Или тот, другой, случай – уже в Месопотамии в двадцать первом. После их побега из большевистской России, за который их московская родня заплатила большевикам фамильным собранием картин эпохи Ренессанса, они очутились за границей – в Париже, без гроша. Вообще без ничего. И лишь решительный характер матери спас их от нищеты и позора: она устроилась переводчицей в Красный Крест. Она ведь знала турецкий язык. И по-английски, по-французски и по-немецки говорила свободно. И ее приняли с распростертыми объятиями и отправили в миссию на Ефрат – в крупный полевой госпиталь Красного Креста. В Месопотамии после войны и ухода турок начиналась большая заваруха с дележкой границ.
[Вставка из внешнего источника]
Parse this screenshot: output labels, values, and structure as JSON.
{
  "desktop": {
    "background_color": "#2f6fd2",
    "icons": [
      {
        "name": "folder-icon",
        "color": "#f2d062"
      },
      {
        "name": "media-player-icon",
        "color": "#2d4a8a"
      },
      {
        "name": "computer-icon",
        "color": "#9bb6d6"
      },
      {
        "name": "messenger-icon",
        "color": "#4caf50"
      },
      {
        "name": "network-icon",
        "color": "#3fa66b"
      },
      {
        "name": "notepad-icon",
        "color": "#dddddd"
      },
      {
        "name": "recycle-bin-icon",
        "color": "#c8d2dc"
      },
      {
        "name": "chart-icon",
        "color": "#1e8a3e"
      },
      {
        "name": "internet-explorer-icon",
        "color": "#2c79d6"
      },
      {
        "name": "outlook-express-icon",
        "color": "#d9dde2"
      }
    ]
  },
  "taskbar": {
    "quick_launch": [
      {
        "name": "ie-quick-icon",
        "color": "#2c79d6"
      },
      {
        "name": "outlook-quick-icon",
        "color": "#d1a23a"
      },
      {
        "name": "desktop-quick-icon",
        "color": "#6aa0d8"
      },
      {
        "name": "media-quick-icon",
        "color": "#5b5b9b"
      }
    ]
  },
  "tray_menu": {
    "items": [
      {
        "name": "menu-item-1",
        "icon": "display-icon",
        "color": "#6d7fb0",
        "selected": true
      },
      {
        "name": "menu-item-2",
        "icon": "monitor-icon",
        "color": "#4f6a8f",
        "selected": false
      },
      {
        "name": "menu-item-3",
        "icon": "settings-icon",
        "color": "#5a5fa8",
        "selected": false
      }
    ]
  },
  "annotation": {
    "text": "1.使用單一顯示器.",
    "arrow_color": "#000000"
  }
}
Мать взяла его с собой туда, на Ефрат. И он в свои шестнадцать очутился в таком месте, о котором даже и в приключенческих романах Буссенара не читал.
Однажды вечером в госпиталь на мотоцикле, как вихрь, примчался молодой английский полковник. Он был загорелый, как черт, с соломенными волосами. И тоже голубоглазый. Его фамилия была Лоуренс…
У него загноилась ножевая рана на руке, и он приехал в госпиталь из мест, про которые не распространялся. Мещерский видел его в смотровой палатке – он там разделся перед врачами, снял пыльную рубашку. На его теле живого места не было от шрамов. Мещерский потом, позже, через несколько лет читал в газетах про этого полковника, которого журналисты называли Лоуренсом Аравийским, что он за свою жизнь получил тридцать две раны.
За ужином вечером полковник Лоуренс сел рядом с его матерью, и они мило и оживленно болтали. И мать была какой-то иной в тот вечер. Ее глаза сияли. Полковник Лоуренс провел в госпитале еще два дня, ему делали уколы против столбняка. Он активно интересовался происходящим и постоянно обращался к матери. И за ужином они опять сидели рядом. И потом вечером совершили прогулку на берег Ефрата. Юный Мещерский уже злился. Он видел, что мать… сильно увлечена. Очень сильно. Ночью он проснулся в их палатке. Постель матери была пуста. Только москитная вуаль, легкая, как паутина…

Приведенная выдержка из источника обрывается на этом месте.